Greenough was an active supporter of many important learned scientific societies existing in the first half of the nineteenth century. In 1831 he was one of the prime movers in establishing the British Association for the Advancement of Science (now the British Science Association). He helped found the Geographical Society of London in 1830 (later to become the Royal Geographical Society), being elected to its first council and serving as President from 1839-1841. Greenough was an early advocate for physical geography and the accurate delineation of physical features thereby "endeavouring to give a more scientific character to the proceedings of the Royal Geographical Society".
Greenough’s connections and travels with Romantics of the period led to him realizing that artistic representations of physical features were imbued with emotional responses and representation which did not mix well with accuracy. On a trip through Switzerland in 1802 he noted that Mont Blanc is very difficult to reproduce artistically. He wrote: "A list of facts drawn up by a simple cold-blooded mathematician who has travelled through the country with his quadrant in his hand! may be better than a painter's sketch." Nevertheless, the influence of the Romantic poets is evident in his travels as his notebooks show how Greenough also found pleasure in allowing imagination and emotion to colour his response to grand landscapes.
In 1822 he built himself a villa in Regent's Park, designed by Decimus Burton, which was his home for the remainder of his life.
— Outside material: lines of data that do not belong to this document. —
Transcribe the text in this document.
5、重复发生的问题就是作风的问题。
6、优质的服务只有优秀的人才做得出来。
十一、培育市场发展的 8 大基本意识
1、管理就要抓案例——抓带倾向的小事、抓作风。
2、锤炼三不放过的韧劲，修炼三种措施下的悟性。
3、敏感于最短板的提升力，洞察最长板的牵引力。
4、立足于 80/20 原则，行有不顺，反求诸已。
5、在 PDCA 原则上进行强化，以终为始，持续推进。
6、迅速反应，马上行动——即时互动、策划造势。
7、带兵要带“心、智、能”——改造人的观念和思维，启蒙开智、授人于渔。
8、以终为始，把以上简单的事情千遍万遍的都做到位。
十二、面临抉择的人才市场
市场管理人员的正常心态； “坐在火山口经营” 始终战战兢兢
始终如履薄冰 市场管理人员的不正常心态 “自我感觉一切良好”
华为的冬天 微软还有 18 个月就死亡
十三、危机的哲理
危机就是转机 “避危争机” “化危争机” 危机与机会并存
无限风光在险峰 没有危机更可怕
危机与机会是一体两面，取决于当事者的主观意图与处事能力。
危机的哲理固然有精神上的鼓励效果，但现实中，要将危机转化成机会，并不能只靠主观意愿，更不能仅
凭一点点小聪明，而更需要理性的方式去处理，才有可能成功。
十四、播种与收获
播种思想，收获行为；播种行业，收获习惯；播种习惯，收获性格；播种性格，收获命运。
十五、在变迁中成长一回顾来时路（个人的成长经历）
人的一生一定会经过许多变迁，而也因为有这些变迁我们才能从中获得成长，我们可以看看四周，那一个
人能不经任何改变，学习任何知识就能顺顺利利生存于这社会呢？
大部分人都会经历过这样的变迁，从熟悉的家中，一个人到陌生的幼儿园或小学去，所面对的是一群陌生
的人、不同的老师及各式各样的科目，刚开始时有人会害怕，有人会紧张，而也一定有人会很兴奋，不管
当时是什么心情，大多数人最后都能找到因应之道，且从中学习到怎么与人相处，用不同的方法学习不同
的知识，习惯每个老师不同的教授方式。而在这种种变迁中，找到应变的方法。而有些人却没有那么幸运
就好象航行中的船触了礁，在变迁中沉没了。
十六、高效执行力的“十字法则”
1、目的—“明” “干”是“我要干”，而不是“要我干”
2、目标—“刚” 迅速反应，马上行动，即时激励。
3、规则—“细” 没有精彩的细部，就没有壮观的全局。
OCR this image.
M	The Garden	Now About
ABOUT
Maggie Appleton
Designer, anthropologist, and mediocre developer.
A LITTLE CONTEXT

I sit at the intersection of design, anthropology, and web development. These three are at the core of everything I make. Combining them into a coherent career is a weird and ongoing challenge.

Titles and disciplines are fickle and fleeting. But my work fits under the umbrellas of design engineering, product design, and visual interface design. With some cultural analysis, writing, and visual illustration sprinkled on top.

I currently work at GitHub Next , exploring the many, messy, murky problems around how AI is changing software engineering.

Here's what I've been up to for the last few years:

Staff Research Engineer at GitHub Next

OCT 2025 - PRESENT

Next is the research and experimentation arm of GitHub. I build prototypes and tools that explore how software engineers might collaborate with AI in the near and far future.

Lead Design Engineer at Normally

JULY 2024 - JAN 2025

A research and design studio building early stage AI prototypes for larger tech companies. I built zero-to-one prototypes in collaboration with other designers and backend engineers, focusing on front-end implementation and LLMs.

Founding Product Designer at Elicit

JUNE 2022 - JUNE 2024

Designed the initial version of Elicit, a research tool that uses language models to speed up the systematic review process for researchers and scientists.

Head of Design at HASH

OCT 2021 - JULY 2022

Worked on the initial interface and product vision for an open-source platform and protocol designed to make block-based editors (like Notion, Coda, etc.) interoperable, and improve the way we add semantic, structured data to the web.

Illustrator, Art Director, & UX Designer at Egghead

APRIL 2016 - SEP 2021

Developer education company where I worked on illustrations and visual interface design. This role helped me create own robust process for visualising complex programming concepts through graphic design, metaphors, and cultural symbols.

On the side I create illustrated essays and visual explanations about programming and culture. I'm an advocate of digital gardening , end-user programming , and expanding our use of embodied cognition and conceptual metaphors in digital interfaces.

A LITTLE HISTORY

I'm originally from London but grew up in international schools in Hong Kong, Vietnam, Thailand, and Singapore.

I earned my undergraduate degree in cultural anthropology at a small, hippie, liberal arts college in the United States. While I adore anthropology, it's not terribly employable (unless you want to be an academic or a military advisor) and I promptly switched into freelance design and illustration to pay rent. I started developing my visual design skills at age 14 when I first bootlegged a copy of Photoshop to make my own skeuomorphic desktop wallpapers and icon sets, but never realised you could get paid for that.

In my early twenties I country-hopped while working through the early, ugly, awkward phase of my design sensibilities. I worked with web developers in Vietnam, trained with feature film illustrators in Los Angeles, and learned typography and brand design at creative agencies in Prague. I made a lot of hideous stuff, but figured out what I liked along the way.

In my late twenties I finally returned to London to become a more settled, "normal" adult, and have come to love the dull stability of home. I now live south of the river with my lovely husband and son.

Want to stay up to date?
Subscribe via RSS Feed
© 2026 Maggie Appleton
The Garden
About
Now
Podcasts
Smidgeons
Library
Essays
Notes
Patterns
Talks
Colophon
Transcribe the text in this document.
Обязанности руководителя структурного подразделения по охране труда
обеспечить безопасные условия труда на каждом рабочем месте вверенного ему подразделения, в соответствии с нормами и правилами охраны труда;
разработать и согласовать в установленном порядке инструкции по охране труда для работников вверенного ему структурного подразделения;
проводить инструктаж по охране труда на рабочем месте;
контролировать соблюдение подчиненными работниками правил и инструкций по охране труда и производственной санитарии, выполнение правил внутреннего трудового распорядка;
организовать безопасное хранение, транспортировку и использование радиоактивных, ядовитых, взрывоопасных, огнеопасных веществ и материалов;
In 1827 this was included in a series of drawings of villas in the park by Thomas H. Shepherd, although the dedication misspells the owner's name as "Greenhough". The house, now known as Grove House and structurally modified in the years since Greenough's death, stands on Prince Albert Road, NW1, with its gardens alongside the Regents Canal, which separates the property from the main part of the park.
Greenough travelled on journeys to the continent throughout his life and at the age of 76 he set off for Italy and the East (Constantinople) with a view of connecting the geology of his researches on the geology of India with that of Europe, but he was taken ill on route with oedema ("dropsy"), probably caused by cardiac problems, and died at Naples on 2 April 1855. He is buried in Kensal Green Cemetery, North London. The grave lies on the south side of the main east-west path. A marble bust by Sir Richard Westmacott commissioned for one hundred pounds in 1842 is now in the Geological Society of London.
Greenough bequeathed his fossil collection to the Geology Department at University College London (UCL) and his notebooks are in the Greenough Papers collection held at UCL Library. The student geological society at UCL is named after Greenough.
The Greenough River in Western Australia was so-named in 1839 by Captain George Grey, after Greenough sponsored his exploration north of Perth. Successful wheat production in the area helped establish the small town of Greenough.